Benjamin Franklin was a representative of the colonies to Britain for over a decade before the outbreak of revolution. He had earned the respect of Parliament, but never would Franklin lose sight of what was important for the American colonies. With the passage of oppressive laws such as the Stamp Act in 1765 and after his visit to Ireland in 1771, where he witnessed the brutality of British rule, Franklin feared for the future of America under the Crown. After a scandal erupted in 1774 in which Franklin was implicated in the leaking of sensitive letters of the Governor of Massachusetts asking for British troops to squash the rebellious population of Boston, Franklin was outed as a proponent of American Independence. He returned to Philadelphia that year and joined the First Continental Congress in deliberation on revolution. In 1776, Franklin advised Thomas Jefferson on the drafting of the Declaration of Independence.

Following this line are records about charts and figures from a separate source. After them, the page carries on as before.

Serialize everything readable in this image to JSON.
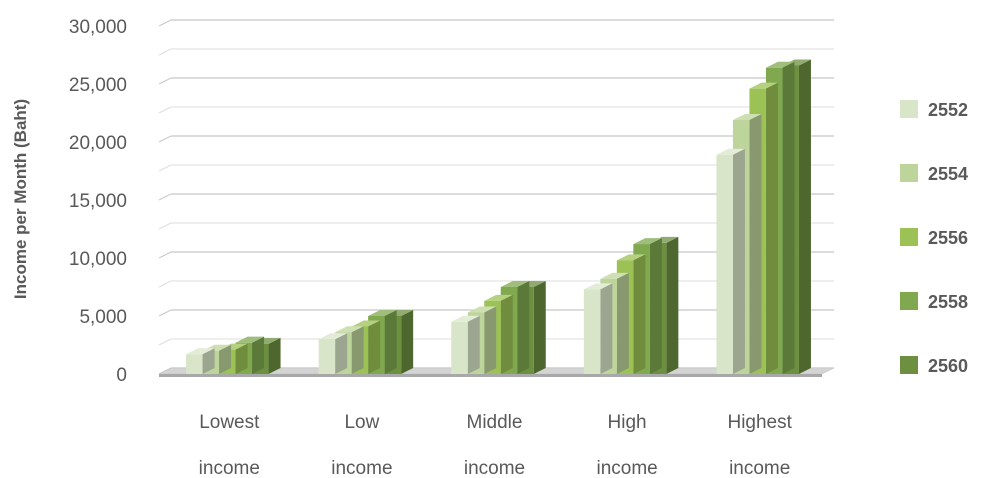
{
  "chart_data": {
    "type": "bar",
    "title": "",
    "ylabel": "Income per Month (Baht)",
    "xlabel": "",
    "ylim": [
      0,
      30000
    ],
    "yticks": [
      0,
      5000,
      10000,
      15000,
      20000,
      25000,
      30000
    ],
    "ytick_labels": [
      "0",
      "5,000",
      "10,000",
      "15,000",
      "20,000",
      "25,000",
      "30,000"
    ],
    "categories": [
      [
        "Lowest",
        "income"
      ],
      [
        "Low",
        "income"
      ],
      [
        "Middle",
        "income"
      ],
      [
        "High",
        "income"
      ],
      [
        "Highest",
        "income"
      ]
    ],
    "series": [
      {
        "name": "2552",
        "color": "#d9e5c8",
        "values": [
          1700,
          3000,
          4500,
          7300,
          18900
        ]
      },
      {
        "name": "2554",
        "color": "#bdd49a",
        "values": [
          2000,
          3600,
          5300,
          8200,
          21900
        ]
      },
      {
        "name": "2556",
        "color": "#9cc255",
        "values": [
          2100,
          4100,
          6300,
          9800,
          24600
        ]
      },
      {
        "name": "2558",
        "color": "#7fa84f",
        "values": [
          2700,
          5000,
          7500,
          11200,
          26400
        ]
      },
      {
        "name": "2560",
        "color": "#6d8f40",
        "values": [
          2600,
          5000,
          7500,
          11300,
          26600
        ]
      }
    ],
    "grid": true,
    "legend_position": "right",
    "style": "3d-column"
  }
}
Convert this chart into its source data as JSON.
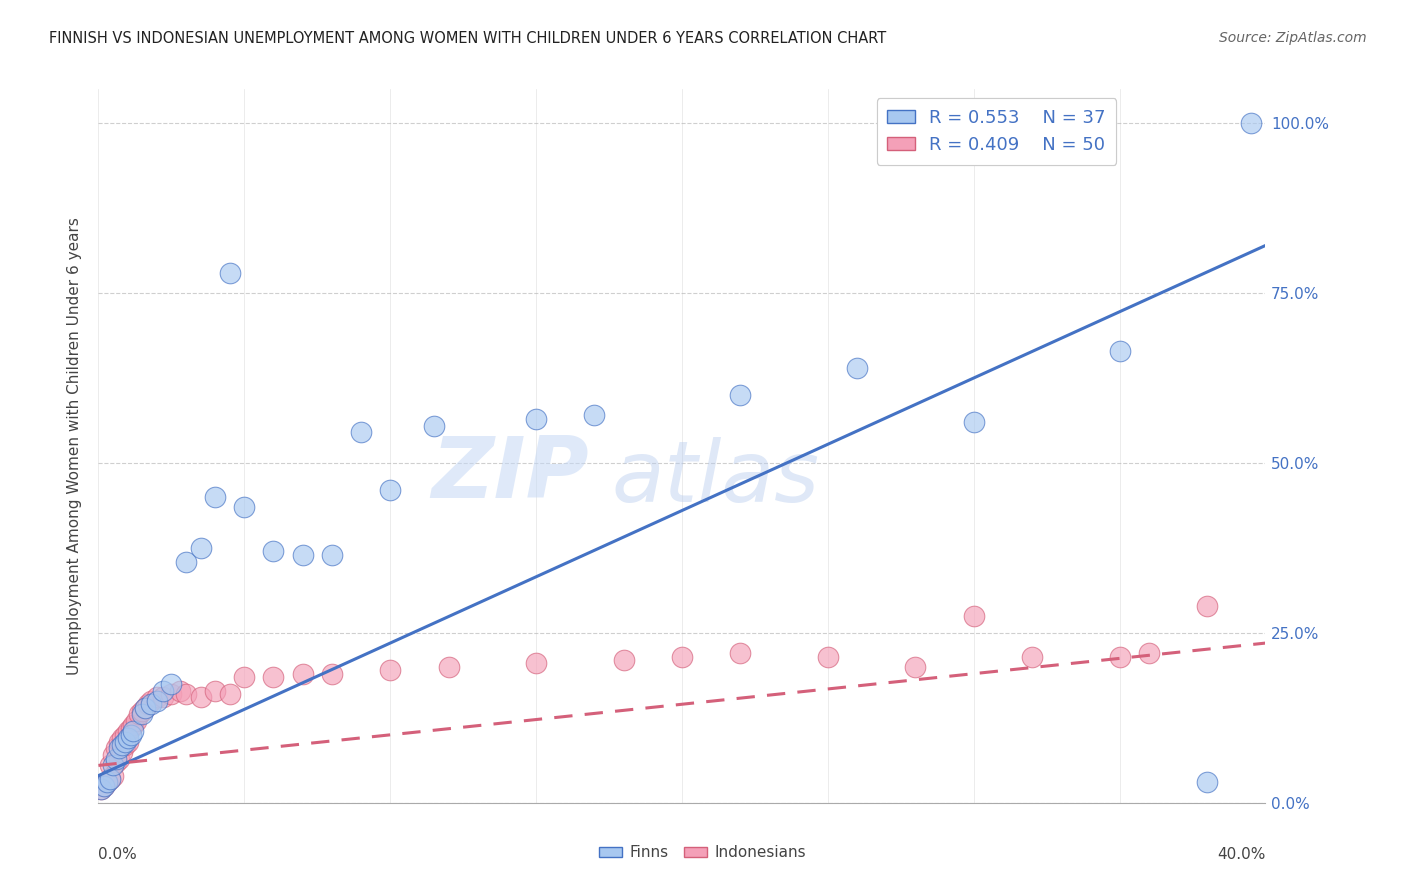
{
  "title": "FINNISH VS INDONESIAN UNEMPLOYMENT AMONG WOMEN WITH CHILDREN UNDER 6 YEARS CORRELATION CHART",
  "source": "Source: ZipAtlas.com",
  "ylabel": "Unemployment Among Women with Children Under 6 years",
  "legend_finn_R": "R = 0.553",
  "legend_finn_N": "N = 37",
  "legend_indo_R": "R = 0.409",
  "legend_indo_N": "N = 50",
  "finn_color": "#A8C8F0",
  "indo_color": "#F4A0B8",
  "finn_line_color": "#4472C4",
  "indo_line_color": "#D4607A",
  "watermark_top": "ZIP",
  "watermark_bot": "atlas",
  "finn_x": [
    0.001,
    0.002,
    0.003,
    0.004,
    0.005,
    0.006,
    0.007,
    0.008,
    0.009,
    0.01,
    0.011,
    0.012,
    0.015,
    0.016,
    0.018,
    0.02,
    0.022,
    0.025,
    0.03,
    0.035,
    0.04,
    0.045,
    0.05,
    0.06,
    0.07,
    0.08,
    0.09,
    0.1,
    0.115,
    0.15,
    0.17,
    0.22,
    0.26,
    0.3,
    0.35,
    0.38,
    0.395
  ],
  "finn_y": [
    0.02,
    0.025,
    0.03,
    0.035,
    0.055,
    0.065,
    0.08,
    0.085,
    0.09,
    0.095,
    0.1,
    0.105,
    0.13,
    0.14,
    0.145,
    0.15,
    0.165,
    0.175,
    0.355,
    0.375,
    0.45,
    0.78,
    0.435,
    0.37,
    0.365,
    0.365,
    0.545,
    0.46,
    0.555,
    0.565,
    0.57,
    0.6,
    0.64,
    0.56,
    0.665,
    0.03,
    1.0
  ],
  "indo_x": [
    0.001,
    0.002,
    0.003,
    0.004,
    0.004,
    0.005,
    0.005,
    0.006,
    0.006,
    0.007,
    0.007,
    0.008,
    0.008,
    0.009,
    0.009,
    0.01,
    0.01,
    0.011,
    0.012,
    0.013,
    0.014,
    0.015,
    0.016,
    0.017,
    0.018,
    0.02,
    0.022,
    0.025,
    0.028,
    0.03,
    0.035,
    0.04,
    0.045,
    0.05,
    0.06,
    0.07,
    0.08,
    0.1,
    0.12,
    0.15,
    0.18,
    0.2,
    0.22,
    0.25,
    0.28,
    0.3,
    0.32,
    0.35,
    0.36,
    0.38
  ],
  "indo_y": [
    0.02,
    0.025,
    0.03,
    0.035,
    0.055,
    0.04,
    0.07,
    0.06,
    0.08,
    0.065,
    0.09,
    0.075,
    0.095,
    0.085,
    0.1,
    0.09,
    0.105,
    0.11,
    0.115,
    0.12,
    0.13,
    0.135,
    0.14,
    0.145,
    0.15,
    0.155,
    0.155,
    0.16,
    0.165,
    0.16,
    0.155,
    0.165,
    0.16,
    0.185,
    0.185,
    0.19,
    0.19,
    0.195,
    0.2,
    0.205,
    0.21,
    0.215,
    0.22,
    0.215,
    0.2,
    0.275,
    0.215,
    0.215,
    0.22,
    0.29
  ],
  "finn_line_x": [
    0.0,
    0.4
  ],
  "finn_line_y": [
    0.04,
    0.82
  ],
  "indo_line_x": [
    0.0,
    0.4
  ],
  "indo_line_y": [
    0.055,
    0.235
  ],
  "xlim": [
    0.0,
    0.4
  ],
  "ylim": [
    0.0,
    1.05
  ],
  "ytick_vals": [
    0.0,
    0.25,
    0.5,
    0.75,
    1.0
  ],
  "ytick_labels": [
    "0.0%",
    "25.0%",
    "50.0%",
    "75.0%",
    "100.0%"
  ],
  "background_color": "#FFFFFF",
  "grid_color": "#BBBBBB"
}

When war broke out, Franklin went to France on a mission to secure the support of Britain's greatest nemesis. The French had always loved Franklin, since his days as a scientist when he proved the electrical nature of lightning with a kite and his wit as a writer penning inspirational aphorisms and hilarious satire in his periodical, "Poor Richard's Almanack". Franklin was successful in his diplomatic efforts there, including the peace talks that ended the war with the Treaty of Paris in 1783. He returned to Philadelphia with his hero status confirmed. Was Ben Franklin a President? Technically, he became President of Pennsylvania in 1785 and served for three consecutive terms; it was not until later that the title was changed to Governor. Was Benjamin Franklin President of the United States? No, but he did become one of only two men depicted on American dollar bills and was commemorated on the first Postage Stamp, issued in 1847.